7. The PIS genotype detection method for goats according to claim 5, wherein the step (3) comprises: sample extraction; PIS var-2 F/R primer synthesis; recovery and purification of a target fragment; clone sequencing; extraction of a recombinant plasmid; preparation of a probe; labeling of the probe; digestion of genome DNA; and electrophoresis, membrane transfer, hybridization, membrane cleaning and signal detection on a digestion product;

wherein PIS var-2 F/R primer synthesis: a 25 μL system is adopted and comprises 22 μL of 1.1×Golden Star Super PCR Mix, 1 μL of template DNA, 1 μL of forward primers and 1 μL of reverse primers; and PCR reaction procedures are as follows: conducting pre-denaturation at 95° C. for 5 min, conducting denaturation at 95° C. for 30 s, annealing at 60° C. for 30 s, extending at 72° C. for 30 s, conducting cycles for 34 times, conducting renaturation at 72° C. for 5 min, and preserving the product at 4° C.;

clone sequencing: the carrier is a pGM-T carrier; a reaction system comprises 1 μL of 10×T4 DNA Ligation Buffer, 1 μL of 3 U/μL T4 DNA Ligase, 1 μL of a 50 ng/μL pGM-T carrier and 7 μL of a target PCR fragment; and overnight ligation is conducted at 16° C.;

preparation of the probe: the probe is synthesized through PCR by taking a recombinant plasmid as a template; labeled mononucleotide is doped into the newly synthesized DNA strands in the presence of Taq polymerase; a 50 μL system is adopted during PCR amplification and comprises 5 μL of plus Mg2+10×buffer, 5 μL of a dUTP labeled mixture, 1 μL of forward primers, 1 μL of reverse primers, 1 μL of the Taq polymerase, 1 μL of the recombinant plasmid and 36 μL of ddH2O; and PCR reaction procedures are as follows: conducting pre-denaturation at 95° C. for 5 min, conducting denaturation at 95° C. for 30 s, annealing at 55° C. for 30 s, extending at 72° C. for 20 s, conducting cycles for 35 times, conducting renaturation at 72° C. for 7 min, and preserving the product at 4° C.;

digestion of genome DNA: a 800 μL system is adopted and comprises 60 μL of 10×buffer, 15 μL of BgI II, 15 μL of EcoR I, 30 μL of genome DNA and 680 μL of ddH2O.

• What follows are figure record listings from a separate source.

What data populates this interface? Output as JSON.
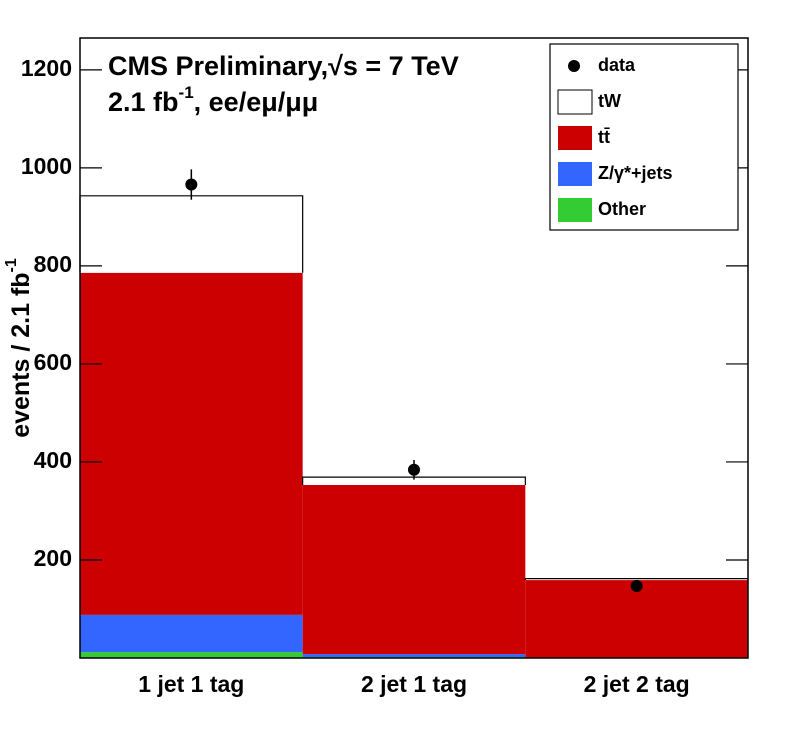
{
  "chart_data": {
    "type": "stacked_bar",
    "title": "CMS Preliminary,√s = 7 TeV",
    "subtitle_parts": [
      "2.1 fb",
      "-1",
      ", ee/eμ/μμ"
    ],
    "ylabel_parts": [
      "events / 2.1 fb",
      "-1"
    ],
    "categories": [
      "1 jet 1 tag",
      "2 jet 1 tag",
      "2 jet 2 tag"
    ],
    "series": [
      {
        "name": "Other",
        "color": "#33cc33",
        "values": [
          12,
          2,
          0
        ]
      },
      {
        "name": "Z/γ*+jets",
        "color": "#3366ff",
        "values": [
          76,
          6,
          1
        ]
      },
      {
        "name": "tt̄",
        "color": "#cc0000",
        "values": [
          698,
          345,
          158
        ]
      },
      {
        "name": "tW",
        "color": "#ffffff",
        "values": [
          157,
          16,
          3
        ]
      }
    ],
    "data_points": {
      "name": "data",
      "values": [
        966,
        384,
        147
      ],
      "errors": [
        31,
        20,
        12
      ]
    },
    "ylim": [
      0,
      1265
    ],
    "yticks": [
      200,
      400,
      600,
      800,
      1000,
      1200
    ],
    "legend": "top-right"
  }
}
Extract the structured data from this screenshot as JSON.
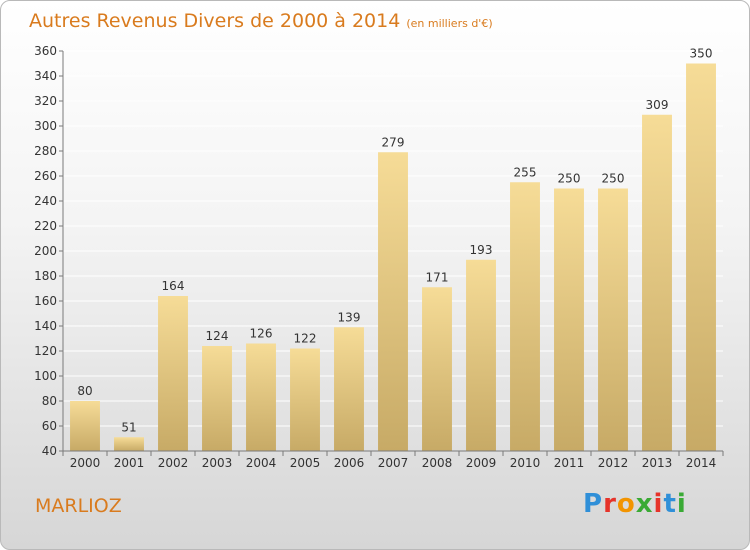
{
  "header": {
    "title": "Autres Revenus Divers de 2000 à 2014",
    "subtitle": "(en milliers d'€)"
  },
  "footer": {
    "town": "MARLIOZ",
    "logo_text": "Proxiti"
  },
  "colors": {
    "title": "#d97b1e",
    "bar_top": "#f6dc97",
    "bar_bottom": "#c7aa66",
    "axis": "#7a7a7a",
    "grid": "#ffffff"
  },
  "logo_icon": "proxiti-logo",
  "chart_data": {
    "type": "bar",
    "title": "Autres Revenus Divers de 2000 à 2014",
    "subtitle": "(en milliers d'€)",
    "categories": [
      "2000",
      "2001",
      "2002",
      "2003",
      "2004",
      "2005",
      "2006",
      "2007",
      "2008",
      "2009",
      "2010",
      "2011",
      "2012",
      "2013",
      "2014"
    ],
    "values": [
      80,
      51,
      164,
      124,
      126,
      122,
      139,
      279,
      171,
      193,
      255,
      250,
      250,
      309,
      350
    ],
    "ylim": [
      40,
      360
    ],
    "yticks": [
      40,
      60,
      80,
      100,
      120,
      140,
      160,
      180,
      200,
      220,
      240,
      260,
      280,
      300,
      320,
      340,
      360
    ],
    "grid": true,
    "legend": "none"
  }
}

8. The PIS genotype detection method for goats according to claim 5, wherein detection standards are as follows:

Genetic Sex:

horned ewes: the amplification product has only one band of 579 bp;

horned rams: the amplification product has two bands of 579 bp and 379 bp simultaneously;

polled ewes: the amplification product has only one band of 579 bp;

polled rams: the amplification product has two bands of 579 bp and 379 bp simultaneously;

intersex goats: the amplification product has only one band of 579 bp; and the chromosome is XX;

PIS Typing:

wild-type homozygous horned goats: the amplification product has only one fragment of 214 bp;

deletion-mutation homozygous intersex goats: the amplification product has only one fragment of 680 bp, and there is a band during Southern hybridization detection;

dual-deletion homozygous polled rams: the amplification product has only one fragment of 680 bp, and there is a band during Southern hybridization detection;

deletion-mutation homozygous polled goats: the amplification product has fragments of 214 bp and 680 bp simultaneously, and there is a band during Southern hybridization detection.